In general, mechanical or software crosstalk elimination is not fully effective or needed at very low bass frequencies and so the bass out-of-phase thinness effect, while much reduced, remains if speakers are out-of-phased. In Ambiophonics, the audibility of the out-of-phase effect is much reduced. The stage image still extends from the speakers outward when the recording calls for this. That is, sound sources at the extreme right and left image just as they do when the speakers are in-phase. This makes sense, since we are, listening to one sound source with one ear. To repeat. In the out-of-phase case, for most of the frequency range, each ear is hearing a signal that is distinctive because the signals are of opposite polarity and, therefore the ear localizes each sound as originating from beyond their respective speakers. A phantom center image does not form and the infamous hole-in-the-middle appears. In the out-of-phase Ambiophonic case the speakers are very close together. Therefore, the middle hole is almost nonexistent and the bottom line is that, except for extreme bass response, front speaker phasing or other timing anomalies are more critical in stereo than in Ambiophonics.

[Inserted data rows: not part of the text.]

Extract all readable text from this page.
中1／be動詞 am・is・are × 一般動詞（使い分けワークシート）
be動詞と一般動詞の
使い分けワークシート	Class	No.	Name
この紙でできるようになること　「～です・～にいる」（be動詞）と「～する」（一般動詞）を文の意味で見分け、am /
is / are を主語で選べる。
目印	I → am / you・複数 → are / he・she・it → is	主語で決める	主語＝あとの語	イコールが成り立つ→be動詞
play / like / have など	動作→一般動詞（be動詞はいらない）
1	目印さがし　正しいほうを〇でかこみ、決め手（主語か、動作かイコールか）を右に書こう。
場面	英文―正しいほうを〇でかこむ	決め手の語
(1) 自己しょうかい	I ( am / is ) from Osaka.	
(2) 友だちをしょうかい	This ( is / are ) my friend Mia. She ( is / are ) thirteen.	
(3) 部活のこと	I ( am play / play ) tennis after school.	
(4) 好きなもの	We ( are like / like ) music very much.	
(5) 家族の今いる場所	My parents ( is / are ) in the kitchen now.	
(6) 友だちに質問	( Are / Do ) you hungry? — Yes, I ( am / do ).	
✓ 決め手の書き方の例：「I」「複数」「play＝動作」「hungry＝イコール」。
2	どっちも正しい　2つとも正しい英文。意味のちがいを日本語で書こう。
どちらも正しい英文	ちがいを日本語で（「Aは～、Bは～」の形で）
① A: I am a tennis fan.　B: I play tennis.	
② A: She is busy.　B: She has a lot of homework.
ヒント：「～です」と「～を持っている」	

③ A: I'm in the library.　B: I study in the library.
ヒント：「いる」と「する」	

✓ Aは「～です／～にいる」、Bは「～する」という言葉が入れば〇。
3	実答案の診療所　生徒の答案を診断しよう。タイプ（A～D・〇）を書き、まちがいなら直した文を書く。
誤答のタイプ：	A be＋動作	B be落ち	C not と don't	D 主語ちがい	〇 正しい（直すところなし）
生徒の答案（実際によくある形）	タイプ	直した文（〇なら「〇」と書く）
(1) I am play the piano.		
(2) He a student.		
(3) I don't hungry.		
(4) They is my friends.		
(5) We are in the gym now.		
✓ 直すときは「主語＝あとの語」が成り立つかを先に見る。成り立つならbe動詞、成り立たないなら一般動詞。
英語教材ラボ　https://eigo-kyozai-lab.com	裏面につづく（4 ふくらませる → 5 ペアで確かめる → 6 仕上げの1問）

When an instrument produces a sound, the sound consists of a series of alternating rarefactions and compressions of air. The sonic signatures of such acoustic musical instruments are determined by the pressure and spacing of these rarefactions and compressions. Electronic recording and reproduction have now made it possible to turn rarefactions into compressions and vice-versa.The significance of this to the problem of establishing a home concert hall is not entirely clear. But a few people seem to be able to hear a difference between correct and incorrect polarity. Therefore, care should be taken that all amplifiers, speakers and ambience sources, taken together, do not invert. Since acoustic reflectors in concert halls do not invert polarity, the key early reflections, at least, should not be inverted accidentally in home reproduction either and should be delivered to the ears with the same polarity as the direct sound which is, one hopes, also of the correct absolute polarity.If you cannot tell one polarity from the other in your own system, don't despair. For a few people, polarity is only audible when special test signals are used. One possible reason for difficulty in this regard is the nature of many instruments. A listener to the left of a violinist hears one polarity, while a listener to the right hears the other polarity, assuming the string is vibrating in the same plane as the ears of both listeners. But no matter where you stand around a trumpet you get the same polarity. The inverted polarity sound in this case is inside the trumpet. Indeed it has been reported that test subjects are more likely to hear polarity differences where wind instruments are involved.
On balance, one would have to say that it does not pay to agonize over the absolute polarity effect unless you are certain that you or your friends are sensitive to it.